Leon Lett. Nice name. It has a bit of a ring to it. However, unless you are a true NFL football fan, it’s probably not a name that rings a bell for you. So let me fill you in on Leon.

Leon played in the NFL with the Dallas Cowboys from 1991 to 2000 and the Denver Broncos in 2001. Leon was a great defensive tackle and the anchor of an even greater defensive line that helped the Cowboys win three Super Bowls during Leon’s career (1993, 1994, 1996). He even made All Pro (league all-star for his position). The first time in 1994 and the second time during the 1996 season.

Unfortunately, for most NFL fans, these are not the memories of Leon left over from his great career. Instead, two memories of spectacular failure stand out. In fact, ESPN television rated two of his plays in the top three of their “25 Biggest Sports Blunders.” NFL fans ranked his two blunders as numbers one and three, while a panel of sports experts rated them number two and three.

The first blunder occurred during Super Bowl XXVII against the Buffalo Bills. The fans rated it number one. The experts rated it number two. Leon recovered a Bills fumble late in the game. As he scooped up the ball and started his rumble to the end-zone, there were no Buffalo Bills even near him. He was on his way to a sure touchdown. Any touchdown for a defensive lineman is a career highlight…let alone a touchdown in a Super Bowl. Leon must have had great visions of seeing his running form all over the evening sports reports. He approached the end-zone with such ease that he slowed down and stretched out his arms. That’s when everything went wrong. The fumble rumble turned into failure because the Buffalo Bills’ Don Beebe came racing from behind to slap the ball out of Leon’s right hand absolutely micro-seconds before Leon crossed the goal line. The ball bounced through the end-zone resulting in a touchback that cost Leon his touchdown, his glory, and his moment of fame. Instead, he ran into the end-zone and NFL history with a moment of infamy. Failure.

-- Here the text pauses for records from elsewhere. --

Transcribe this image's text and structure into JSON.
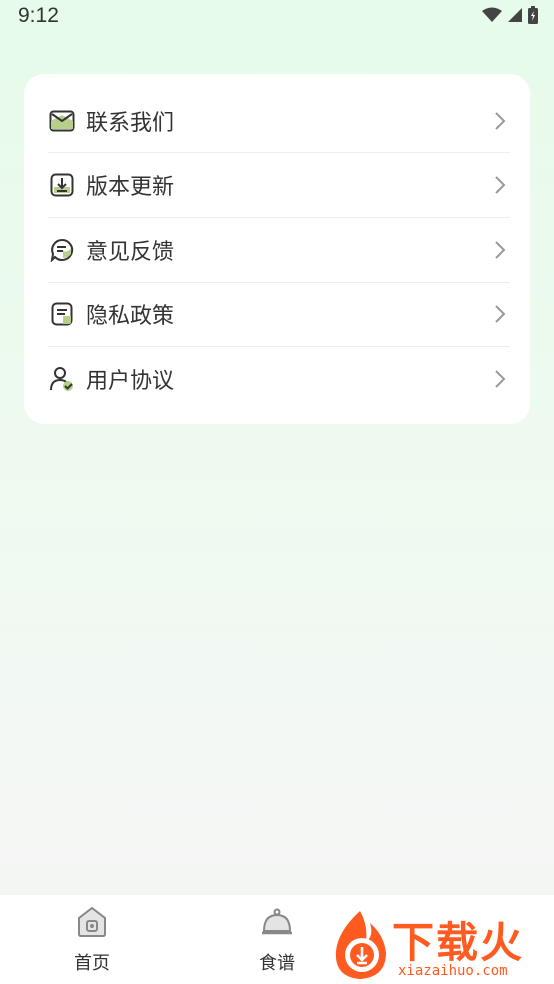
{
  "status": {
    "time": "9:12"
  },
  "menu": {
    "items": [
      {
        "label": "联系我们",
        "icon": "mail-icon"
      },
      {
        "label": "版本更新",
        "icon": "download-icon"
      },
      {
        "label": "意见反馈",
        "icon": "chat-feedback-icon"
      },
      {
        "label": "隐私政策",
        "icon": "document-icon"
      },
      {
        "label": "用户协议",
        "icon": "user-check-icon"
      }
    ]
  },
  "tabbar": {
    "tabs": [
      {
        "label": "首页",
        "icon": "home-icon"
      },
      {
        "label": "食谱",
        "icon": "cloche-icon"
      }
    ]
  },
  "watermark": {
    "text": "下载火",
    "url": "xiazaihuo.com"
  },
  "colors": {
    "accent": "#9cbf6a",
    "watermark": "#ff5a1f"
  }
}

So, okay, what did it matter. The Cowboys had an overwhelming 52—17 lead and they went on the win the game easily. Well, beyond the personal embarrassment for Leon, the blunder prevented the Cowboys from gaining the record for most points scored in a Super Bowl.

Perhaps sadder yet is how that one instant of bravado overshadowed the rest of Leon’s game. Like the All Pro everyone knew him to be, Leon sacked the Bills quarterback and forced two fumbles — one of which led to a Dallas touchdown. Yet, all we remember is his moment of failure. Too sad. Too bad. And not over.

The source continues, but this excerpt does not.